Le tour de l’existence en trois expériences
Trois minutes suffisant pour lire cette chronique, même en mode slow, c’est bien assez pour faire le tour de l’existence. Trois expériences express, une par minute, vont vous le permettre. Top départ.
Commencez par imaginer de quoi serait faite la liste de tout ce que, dans votre vie, vous n’avez pas choisi. Par exemple : votre nom, vos parents, votre milieu d’origine, votre langue maternelle… Vous n’avez pas décidé non plus de votre sexe, pas plus que de vos gènes, de la tête que vous avez, des grains de beauté que vous n’avez pas. Pire : vous n’avez, c’est un fait, jamais accepté ou refusé de naître, jamais consenti à venir au monde, pas plus que vous n’avez empêché votre parachutage. Tout cela s’est fait sans vous. A moins d’imaginer, comme Platon dans le mythe d’Er, à la fin de « La République », la situation où chacun aurait en fait décidé de sa vie, avant que ne s’efface tout souvenir de ce choix. Mais nous ne croyons plus à ces fables. Jetés dans l’existence sans avoir rien décidé, nous sommes donc les jouets du hasard. Un remède ?

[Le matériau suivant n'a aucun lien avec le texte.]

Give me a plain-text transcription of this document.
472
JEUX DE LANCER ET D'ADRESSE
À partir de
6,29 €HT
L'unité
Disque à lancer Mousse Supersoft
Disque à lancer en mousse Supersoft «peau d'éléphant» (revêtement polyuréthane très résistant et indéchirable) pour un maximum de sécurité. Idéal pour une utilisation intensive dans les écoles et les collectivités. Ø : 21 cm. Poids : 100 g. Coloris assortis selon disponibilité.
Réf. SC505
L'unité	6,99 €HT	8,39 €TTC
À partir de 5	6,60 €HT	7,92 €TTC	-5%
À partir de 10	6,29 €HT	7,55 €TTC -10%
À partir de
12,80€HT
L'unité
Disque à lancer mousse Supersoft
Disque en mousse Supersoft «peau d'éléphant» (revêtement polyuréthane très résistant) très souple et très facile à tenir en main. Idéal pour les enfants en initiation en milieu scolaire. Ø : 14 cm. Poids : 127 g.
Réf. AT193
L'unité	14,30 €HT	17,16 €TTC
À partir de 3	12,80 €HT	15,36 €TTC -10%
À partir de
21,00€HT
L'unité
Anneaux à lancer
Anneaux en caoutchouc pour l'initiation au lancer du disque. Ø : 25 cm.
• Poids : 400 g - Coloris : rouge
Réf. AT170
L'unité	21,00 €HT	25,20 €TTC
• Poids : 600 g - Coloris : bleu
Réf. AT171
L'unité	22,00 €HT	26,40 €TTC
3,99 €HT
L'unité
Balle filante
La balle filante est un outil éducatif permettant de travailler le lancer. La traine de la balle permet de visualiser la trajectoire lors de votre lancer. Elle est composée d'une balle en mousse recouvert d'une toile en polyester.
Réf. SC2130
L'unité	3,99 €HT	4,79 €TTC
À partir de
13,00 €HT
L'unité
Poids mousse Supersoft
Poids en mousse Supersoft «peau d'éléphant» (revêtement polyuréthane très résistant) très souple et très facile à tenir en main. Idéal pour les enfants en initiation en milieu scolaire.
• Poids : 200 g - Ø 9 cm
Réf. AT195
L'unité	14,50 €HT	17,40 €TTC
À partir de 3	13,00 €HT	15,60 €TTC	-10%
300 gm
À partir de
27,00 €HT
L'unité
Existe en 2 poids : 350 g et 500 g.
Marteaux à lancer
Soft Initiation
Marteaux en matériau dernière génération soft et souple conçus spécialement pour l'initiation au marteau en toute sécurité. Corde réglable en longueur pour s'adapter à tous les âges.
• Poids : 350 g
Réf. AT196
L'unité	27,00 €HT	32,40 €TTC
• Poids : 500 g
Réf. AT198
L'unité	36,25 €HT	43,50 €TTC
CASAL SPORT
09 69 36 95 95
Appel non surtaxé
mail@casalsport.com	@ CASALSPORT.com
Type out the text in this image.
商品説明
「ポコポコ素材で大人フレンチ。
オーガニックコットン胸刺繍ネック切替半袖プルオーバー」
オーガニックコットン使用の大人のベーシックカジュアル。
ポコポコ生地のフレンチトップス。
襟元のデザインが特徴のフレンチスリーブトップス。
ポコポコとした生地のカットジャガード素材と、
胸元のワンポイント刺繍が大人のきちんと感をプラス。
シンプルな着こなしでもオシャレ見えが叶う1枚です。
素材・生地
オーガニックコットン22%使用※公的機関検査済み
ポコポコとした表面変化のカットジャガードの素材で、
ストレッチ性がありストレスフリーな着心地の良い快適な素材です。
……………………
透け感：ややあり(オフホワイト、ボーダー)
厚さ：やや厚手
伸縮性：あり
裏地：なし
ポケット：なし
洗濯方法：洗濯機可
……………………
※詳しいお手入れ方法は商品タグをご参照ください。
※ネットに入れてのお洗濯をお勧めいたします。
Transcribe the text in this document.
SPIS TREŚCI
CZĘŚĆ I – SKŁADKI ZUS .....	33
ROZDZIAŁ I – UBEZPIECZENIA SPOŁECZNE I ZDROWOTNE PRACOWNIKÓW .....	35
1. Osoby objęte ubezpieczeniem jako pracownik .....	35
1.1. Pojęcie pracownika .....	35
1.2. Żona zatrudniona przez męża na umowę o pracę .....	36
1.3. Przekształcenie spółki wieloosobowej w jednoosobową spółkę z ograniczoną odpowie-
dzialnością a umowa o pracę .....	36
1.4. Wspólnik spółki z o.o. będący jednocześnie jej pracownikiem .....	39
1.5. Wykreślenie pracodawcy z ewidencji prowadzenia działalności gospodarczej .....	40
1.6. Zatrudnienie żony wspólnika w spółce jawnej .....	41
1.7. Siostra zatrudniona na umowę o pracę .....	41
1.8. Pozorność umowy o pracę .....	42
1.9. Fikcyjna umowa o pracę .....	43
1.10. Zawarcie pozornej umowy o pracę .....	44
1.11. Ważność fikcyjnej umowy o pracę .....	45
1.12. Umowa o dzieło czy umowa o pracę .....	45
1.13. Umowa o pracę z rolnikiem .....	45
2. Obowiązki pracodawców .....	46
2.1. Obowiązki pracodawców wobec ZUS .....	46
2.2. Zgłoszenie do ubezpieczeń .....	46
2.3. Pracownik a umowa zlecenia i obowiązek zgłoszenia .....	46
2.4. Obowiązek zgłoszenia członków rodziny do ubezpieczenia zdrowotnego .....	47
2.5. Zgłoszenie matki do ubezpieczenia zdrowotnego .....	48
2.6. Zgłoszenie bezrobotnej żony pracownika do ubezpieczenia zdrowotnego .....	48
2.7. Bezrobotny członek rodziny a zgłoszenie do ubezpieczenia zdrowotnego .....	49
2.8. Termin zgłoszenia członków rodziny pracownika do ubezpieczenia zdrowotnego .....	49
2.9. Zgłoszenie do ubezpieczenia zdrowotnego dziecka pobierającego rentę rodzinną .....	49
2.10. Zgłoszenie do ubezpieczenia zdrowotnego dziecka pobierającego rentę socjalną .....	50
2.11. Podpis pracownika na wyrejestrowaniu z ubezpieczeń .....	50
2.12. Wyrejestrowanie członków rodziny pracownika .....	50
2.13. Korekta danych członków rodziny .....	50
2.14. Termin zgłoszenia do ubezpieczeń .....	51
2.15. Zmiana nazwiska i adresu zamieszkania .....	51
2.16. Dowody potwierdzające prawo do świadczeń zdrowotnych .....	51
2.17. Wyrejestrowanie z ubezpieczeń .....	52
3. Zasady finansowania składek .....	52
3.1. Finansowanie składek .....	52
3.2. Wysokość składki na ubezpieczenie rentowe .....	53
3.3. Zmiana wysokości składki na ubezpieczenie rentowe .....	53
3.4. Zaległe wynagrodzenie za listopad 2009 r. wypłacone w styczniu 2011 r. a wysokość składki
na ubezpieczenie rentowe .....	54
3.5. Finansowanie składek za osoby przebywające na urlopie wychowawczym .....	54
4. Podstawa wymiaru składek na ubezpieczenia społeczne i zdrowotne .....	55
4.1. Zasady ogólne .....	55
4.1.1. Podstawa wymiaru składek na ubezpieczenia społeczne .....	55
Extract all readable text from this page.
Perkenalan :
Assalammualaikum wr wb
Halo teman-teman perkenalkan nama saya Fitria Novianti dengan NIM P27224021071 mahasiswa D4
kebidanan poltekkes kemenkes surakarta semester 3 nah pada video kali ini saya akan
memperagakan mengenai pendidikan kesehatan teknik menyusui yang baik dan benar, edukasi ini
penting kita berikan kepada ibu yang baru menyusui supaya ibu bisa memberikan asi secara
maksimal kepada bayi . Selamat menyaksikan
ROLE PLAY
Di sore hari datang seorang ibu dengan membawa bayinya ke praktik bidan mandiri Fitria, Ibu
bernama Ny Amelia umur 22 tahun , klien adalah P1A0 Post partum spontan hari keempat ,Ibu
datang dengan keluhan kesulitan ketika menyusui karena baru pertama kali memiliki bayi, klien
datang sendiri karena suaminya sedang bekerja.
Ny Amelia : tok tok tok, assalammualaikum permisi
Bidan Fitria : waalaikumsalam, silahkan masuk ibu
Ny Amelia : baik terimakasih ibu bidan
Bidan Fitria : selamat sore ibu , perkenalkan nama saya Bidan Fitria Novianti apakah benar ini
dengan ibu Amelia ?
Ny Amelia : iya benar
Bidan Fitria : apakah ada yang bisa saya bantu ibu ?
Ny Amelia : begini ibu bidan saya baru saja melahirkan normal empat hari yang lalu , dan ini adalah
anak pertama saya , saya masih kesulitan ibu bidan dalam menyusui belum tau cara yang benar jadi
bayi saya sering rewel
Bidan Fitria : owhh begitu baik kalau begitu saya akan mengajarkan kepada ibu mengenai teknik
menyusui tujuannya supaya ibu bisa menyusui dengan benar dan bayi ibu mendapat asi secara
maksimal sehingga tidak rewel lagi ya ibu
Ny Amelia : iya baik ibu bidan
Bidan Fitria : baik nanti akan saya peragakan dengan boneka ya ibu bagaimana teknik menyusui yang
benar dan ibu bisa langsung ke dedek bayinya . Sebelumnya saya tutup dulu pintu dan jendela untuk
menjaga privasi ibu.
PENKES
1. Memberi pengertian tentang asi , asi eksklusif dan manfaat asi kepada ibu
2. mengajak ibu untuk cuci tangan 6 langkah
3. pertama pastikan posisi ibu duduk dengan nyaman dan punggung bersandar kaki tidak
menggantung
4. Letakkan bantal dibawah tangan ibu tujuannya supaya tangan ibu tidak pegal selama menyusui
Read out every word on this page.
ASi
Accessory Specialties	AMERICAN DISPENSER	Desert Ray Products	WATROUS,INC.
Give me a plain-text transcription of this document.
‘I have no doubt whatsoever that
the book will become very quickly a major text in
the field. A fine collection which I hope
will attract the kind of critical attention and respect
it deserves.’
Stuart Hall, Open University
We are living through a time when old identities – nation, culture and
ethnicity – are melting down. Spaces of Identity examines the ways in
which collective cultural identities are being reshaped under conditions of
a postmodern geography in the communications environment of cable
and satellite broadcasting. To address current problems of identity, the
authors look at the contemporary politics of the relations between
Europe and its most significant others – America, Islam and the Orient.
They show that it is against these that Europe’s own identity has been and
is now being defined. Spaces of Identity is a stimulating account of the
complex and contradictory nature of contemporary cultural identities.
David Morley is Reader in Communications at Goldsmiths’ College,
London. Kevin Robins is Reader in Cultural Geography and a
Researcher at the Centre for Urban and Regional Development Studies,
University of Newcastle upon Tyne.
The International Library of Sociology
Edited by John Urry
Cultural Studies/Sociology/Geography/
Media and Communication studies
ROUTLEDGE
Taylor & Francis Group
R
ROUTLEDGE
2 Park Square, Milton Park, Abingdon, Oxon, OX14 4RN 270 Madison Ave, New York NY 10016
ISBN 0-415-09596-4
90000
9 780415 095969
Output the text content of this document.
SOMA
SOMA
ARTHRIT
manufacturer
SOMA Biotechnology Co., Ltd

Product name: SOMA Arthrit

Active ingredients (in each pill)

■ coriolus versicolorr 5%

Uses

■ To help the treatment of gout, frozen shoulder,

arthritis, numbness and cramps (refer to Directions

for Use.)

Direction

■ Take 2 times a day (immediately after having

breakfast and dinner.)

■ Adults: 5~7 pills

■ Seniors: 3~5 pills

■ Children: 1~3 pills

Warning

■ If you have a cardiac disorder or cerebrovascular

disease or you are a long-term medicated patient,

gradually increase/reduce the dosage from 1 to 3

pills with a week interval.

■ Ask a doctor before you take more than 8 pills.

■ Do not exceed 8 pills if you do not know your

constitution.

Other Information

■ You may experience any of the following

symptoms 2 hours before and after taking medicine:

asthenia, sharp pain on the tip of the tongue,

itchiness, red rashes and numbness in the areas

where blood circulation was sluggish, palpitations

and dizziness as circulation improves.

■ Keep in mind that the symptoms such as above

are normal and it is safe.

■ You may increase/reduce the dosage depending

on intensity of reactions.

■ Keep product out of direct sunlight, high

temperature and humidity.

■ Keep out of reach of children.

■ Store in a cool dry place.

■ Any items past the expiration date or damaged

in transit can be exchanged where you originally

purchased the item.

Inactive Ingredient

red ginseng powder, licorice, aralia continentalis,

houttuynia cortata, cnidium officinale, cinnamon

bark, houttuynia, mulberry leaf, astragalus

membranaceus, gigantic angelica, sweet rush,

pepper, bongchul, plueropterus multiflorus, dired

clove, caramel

Pour tenter de le trouver, nouvelle expérience. Cette fois, la liberté de choix la plus complète doit être préservée. Il va donc falloir laisser grandir les enfants sans leur apprendre aucune langue, sans leur donner de nom, sans leur imposer la moindre règle. Un jour, ils choisiront eux-mêmes – librement, en toute conscience – un idiome qui leur convient, un prénom dans lequel ils se reconnaissent, des coutumes qui leur vont bien. Généreuse intention, mais voilà, vous butez sur cette difficulté insoluble : la question « quelle langue veux-tu parler ? » ne s’adresse qu’à un humain… qui sait parler ! Personne ne peut réellement choisir son nom, ni même ses idées. Alors vous devrez en tirer toutes les conséquences, reconnaître qu’il n’existe aucun moyen de devenir véritablement maîtres de nos vies. Faut-il en conclure que nous devons toujours subir, courber la tête et nous taire ?
Pas du tout ! Au contraire ! Une troisième expérience peut tout changer. Qui donc est persuadé, sincèrement, d’avoir un jour décidé que l’univers devait exister ? Personne, mis à part quelques cas graves. Le monde est là, et ni vous ni moi n’y sommes pour rien. Mais cela doit-il vous interdire de choisir le sens que vous allez donner à la réalité ? En fait, il en va toujours ainsi, et partout : vous n’avez pas décidé de naître, mais c’est à vous d’organiser votre vie et d’en inventer le sens. Sans avoir créé le langage, vous y inventez des phrases toujours neuves. Sans être les inventeurs du temps, vous l’employez de mille façons différentes, etc.
Comme vous le constatez, trois minutes et autant de perspectives ont permis de faire un tour de la question. Pour la résoudre, c’est une autre affaire. Il y a trois mille ans qu’on y pense. A vous la suite.